NON UCCIDERE

Michel Deguy

 





A Léo Ferré

 

Non ucciderai affatto
Né i tuoi compagni di classe, né i tuoi professori
Né i vicini non ucciderai affatto né
A Srebnica né a Tel Aviv né a Jenin
Né perché Dio ti aspetta bevendo sotto la pergola
Né per la patria né per le tue idee
Non ucciderai affatto
- "affatto" vuol dire
Non ucciderai in nessun modo
Non ucciderai il prefetto Erignac
Sotto alcun pretesto nemmeno quello della gloria dimenticata di Paoli
Né perché Dio ti ha dato una parte
All'indomani della Genesi
Né perché Maometto e il suo asino
Hanno lasciato la terrazza sotto le ali dell'angelo
Non ucciderai per l'incasso della panettiera
Né per il fischio dell'acceleratore a 3,5 grammi di alcol
Né per la spiaggia dei protettori ritiratisi ai tropici
Non ucciderai né per godere
Né per vendicarti
Né perché "tu vali"
Come cantilena L'Oréal
Con i tuoi 300 000 anni non hai più l'età
Per fare il furbo
Né perché gli odori del vicino attraversano il pianerottolo
O perché il dio dirimpettaio suona la tromba
Non ucciderai
Non perché fu scritto sulle tavole della legge
Ma perché sei tu stesso a dirtelo
Spesso in pieno petto
E perché ti si dice: è meglio non uccidere,
Credici
Non ucciderai nemmeno il riccio che passa lento
E neanche il piccione di Saint-Sulpice e
Tanto meno la foca pelosa o il rinoceronte erotico
Né l'elefante che occupa tutto lo spazio
Né lo zibetto gastronomico
Non ucciderai affatto
Perché quelli che ti urlano di uccidere
Sono più cretini di quelli che ti dicono di non farlo
Hai l'età della ragione per capirlo
L'età della disobbedienza secondo Arendt
Agirai secondo coscienza e niente di buono
Te lo ordina
Perché non ci sono subumani
E non ce ne sono mai stati
Perché non c'è più la Voce che viene dall'alto
Né un piatto della bilancia per la vita eterna
Perché i morti non gridano vendetta
E d'altronde non gridano niente perché non esistono più
Perché non ne hai bisogno per "fare il lavoro del lutto"
(questo cliché opprimente di freudiana memoria in tivù)
Perché non ci si rifà una vita
Perché tu non sei un altro
Perché "non degnarti di vedere"
Niente tranne il vortice delle nebulose
Perché questo è il primo e l'ultimo
E il solo comandamento.


(Tratto da Arresti frequenti, Poesie scelte 1965-2006, Luca Sossella editore, 2007, Roma. Traduzione di Mario Benedetti.)

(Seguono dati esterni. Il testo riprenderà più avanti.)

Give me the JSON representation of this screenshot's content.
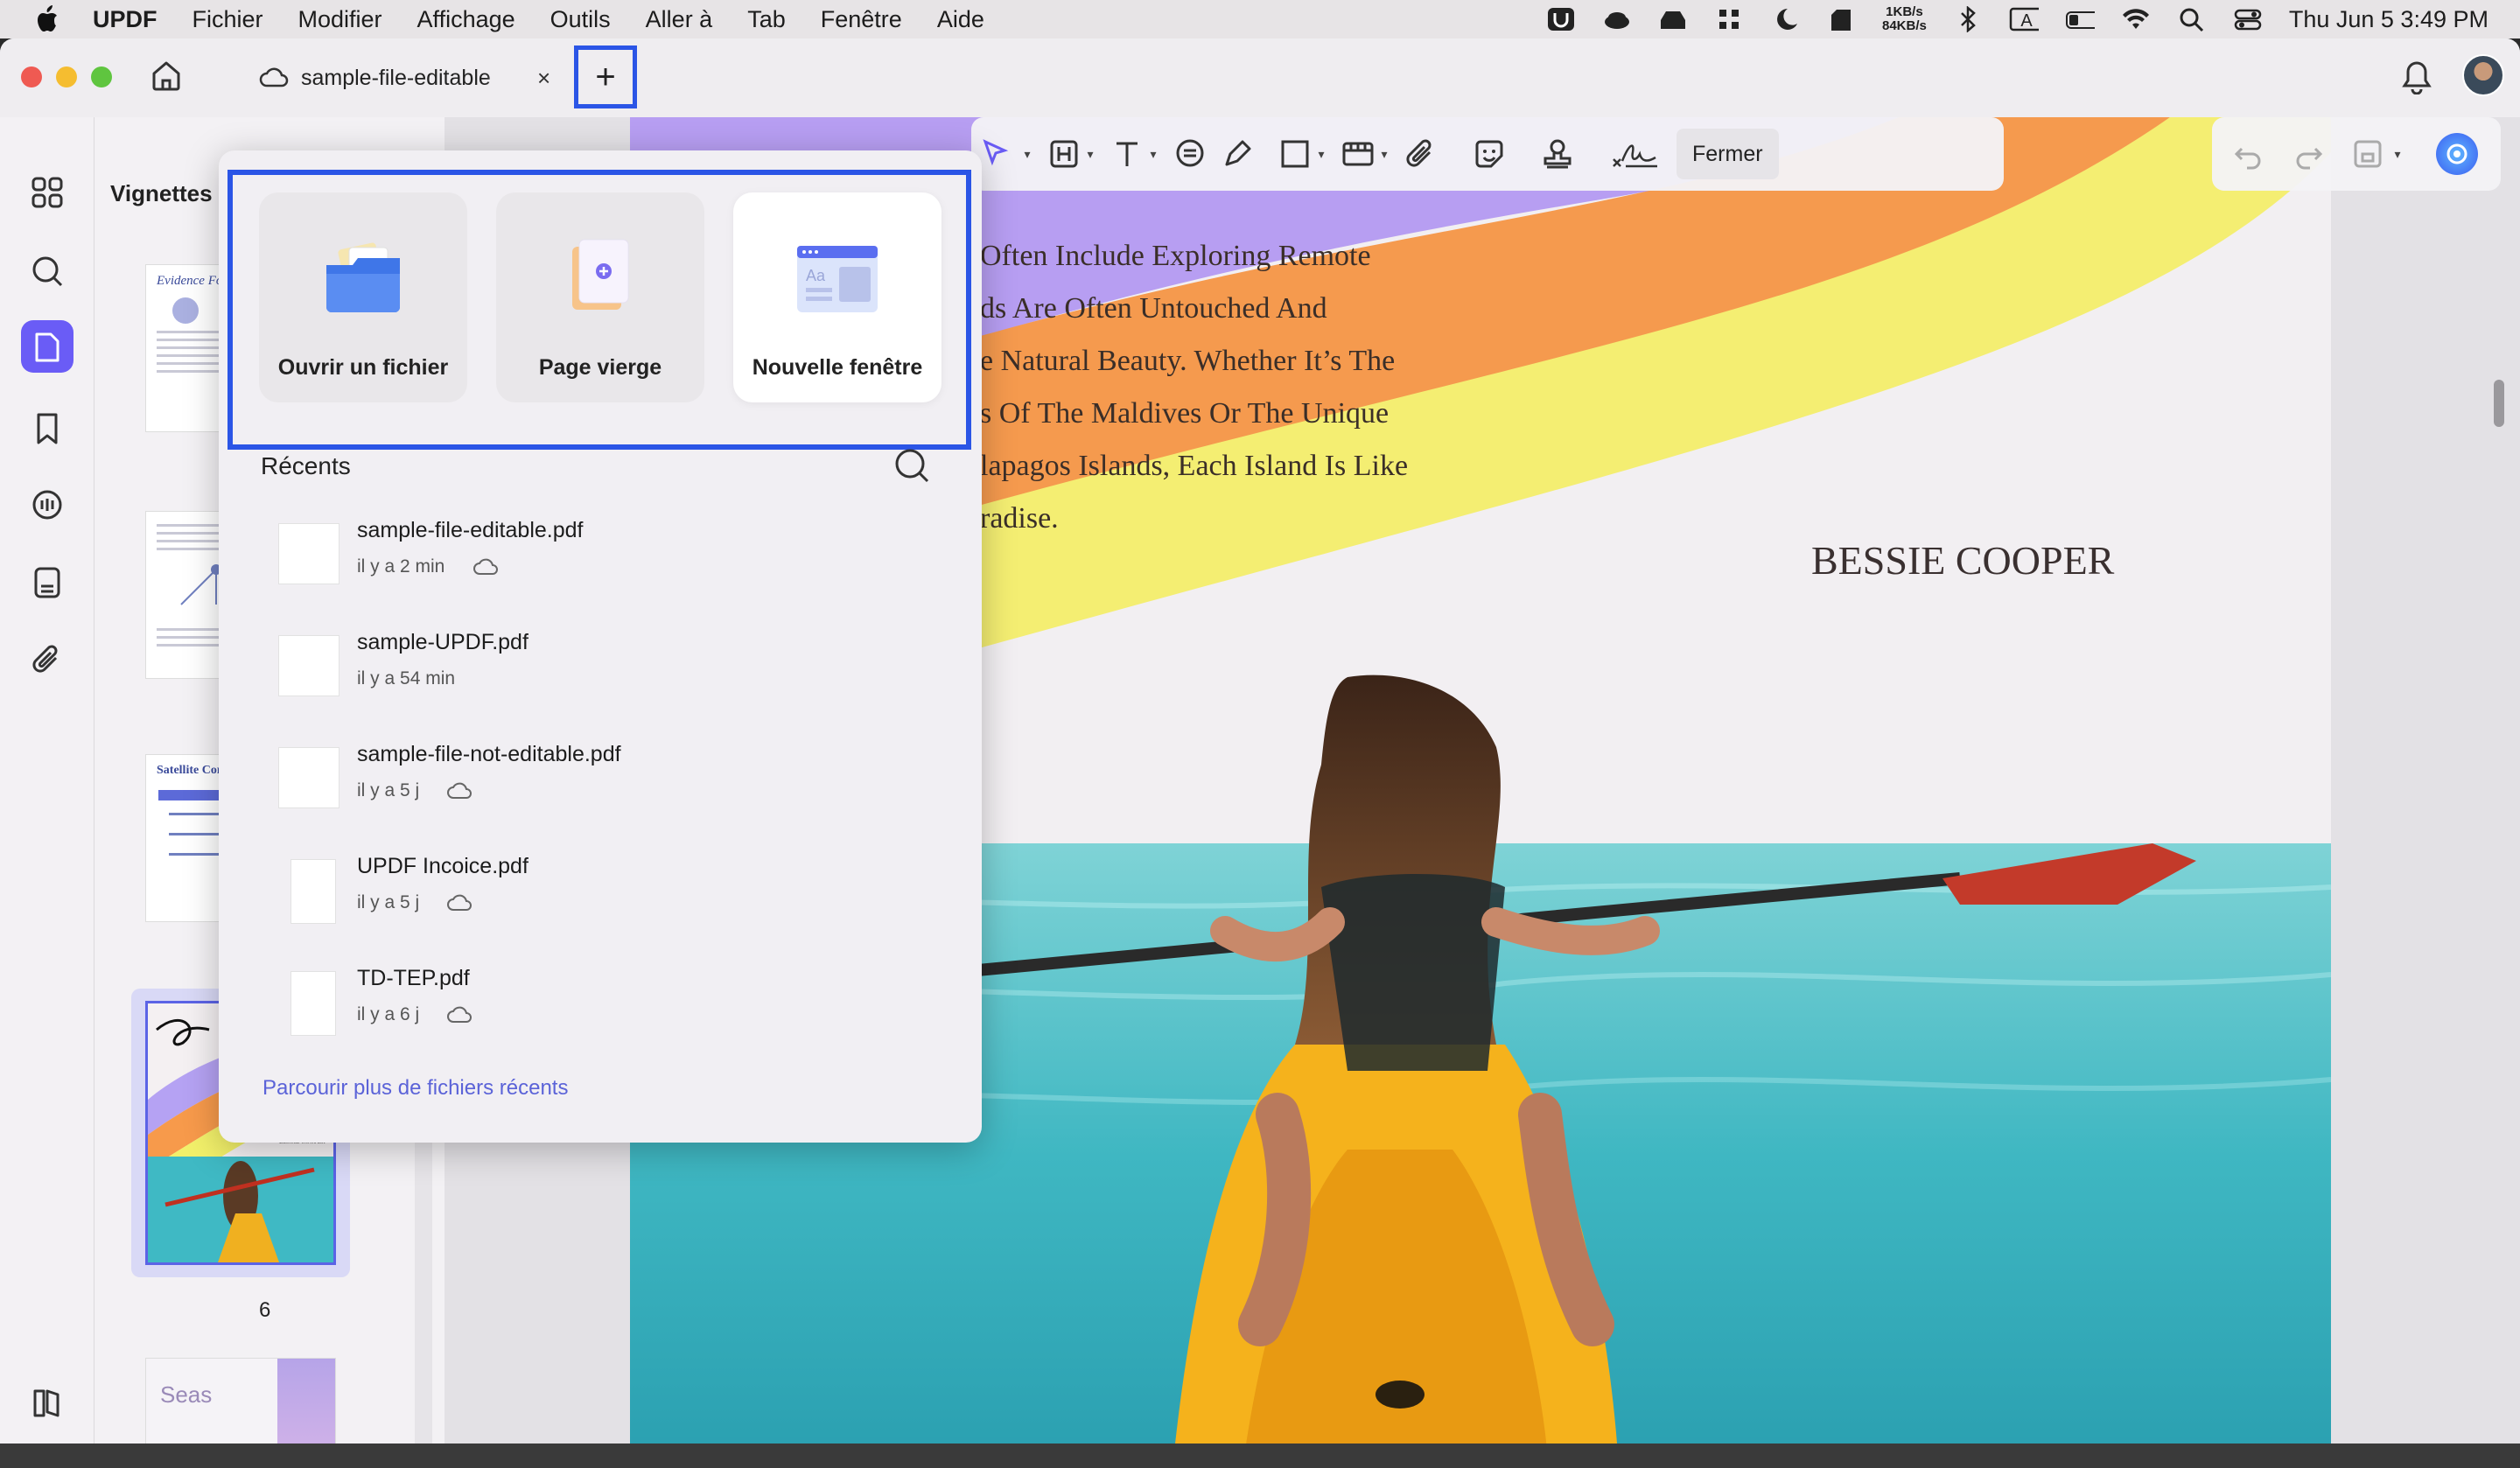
{
  "menubar": {
    "app": "UPDF",
    "items": [
      "Fichier",
      "Modifier",
      "Affichage",
      "Outils",
      "Aller à",
      "Tab",
      "Fenêtre",
      "Aide"
    ],
    "net_up": "1KB/s",
    "net_down": "84KB/s",
    "input_source": "A",
    "clock": "Thu Jun 5  3:49 PM"
  },
  "tab": {
    "title": "sample-file-editable",
    "close": "×",
    "new_tab": "+"
  },
  "sidebar": {
    "heading": "Vignettes",
    "page_number": "6",
    "icons": [
      "grid-icon",
      "search-icon",
      "pages-icon",
      "bookmark-icon",
      "comment-icon",
      "form-icon",
      "attachment-icon",
      "sidebar-toggle-icon"
    ]
  },
  "toolbar": {
    "close_label": "Fermer"
  },
  "popover": {
    "actions": [
      {
        "label": "Ouvrir un fichier",
        "icon": "folder-icon"
      },
      {
        "label": "Page vierge",
        "icon": "blank-page-icon"
      },
      {
        "label": "Nouvelle fenêtre",
        "icon": "new-window-icon"
      }
    ],
    "recents_title": "Récents",
    "recents": [
      {
        "name": "sample-file-editable.pdf",
        "time": "il y a 2 min",
        "cloud": true
      },
      {
        "name": "sample-UPDF.pdf",
        "time": "il y a 54 min",
        "cloud": false
      },
      {
        "name": "sample-file-not-editable.pdf",
        "time": "il y a 5 j",
        "cloud": true
      },
      {
        "name": "UPDF Incoice.pdf",
        "time": "il y a 5 j",
        "cloud": true
      },
      {
        "name": "TD-TEP.pdf",
        "time": "il y a 6 j",
        "cloud": true
      }
    ],
    "browse_more": "Parcourir plus de fichiers récents"
  },
  "document": {
    "lines": [
      "Often Include Exploring Remote",
      "ds Are Often Untouched And",
      "e Natural Beauty. Whether It’s The",
      "s Of The Maldives Or The Unique",
      "lapagos Islands, Each Island Is Like",
      "radise."
    ],
    "name": "BESSIE COOPER"
  },
  "thumbnails": {
    "page1_title": "Evidence For The",
    "page3_title": "Satellite Comm",
    "page6_name": "BESSIE COOPER",
    "page7_title": "Seas"
  }
}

Michel Deguy, scrittore e poeta nato a Parigi nel 1930, filosofo e professore di letteratura, Grand Prix National di poesia nel 2004, è l'autore di un'opera vastissima, pubblicata in Francia dalla Gallimard. Su di lui ha scritto Mario Benedetti: "Se la luce è il linguaggio, come egli stesso afferma, essa è interna ai testi, s'irradia nell'ordito delle parole, dei sintagmi, delle frasi, delle immagini, dei versi. Il vocabolo non è provvisto di un'espressione piena, non è fermo punto di riferimento che attesti e fondi la consistenza del reale. L'esitazione, conseguente all'estrema consapevolezza che il poeta possiede, tra cosa e parola, tra cosa e immagine, tra presenza e il fatto di nominarla, dirla, interna al sentire e al fare poetico, sviluppa perifrasi e salti associativi a volte ardui ma avvincenti seppure 'legati' da amarezza, dolore, angoscia. E in ciò risiede in ultimo forse il segreto dell'opera di Michel Deguy."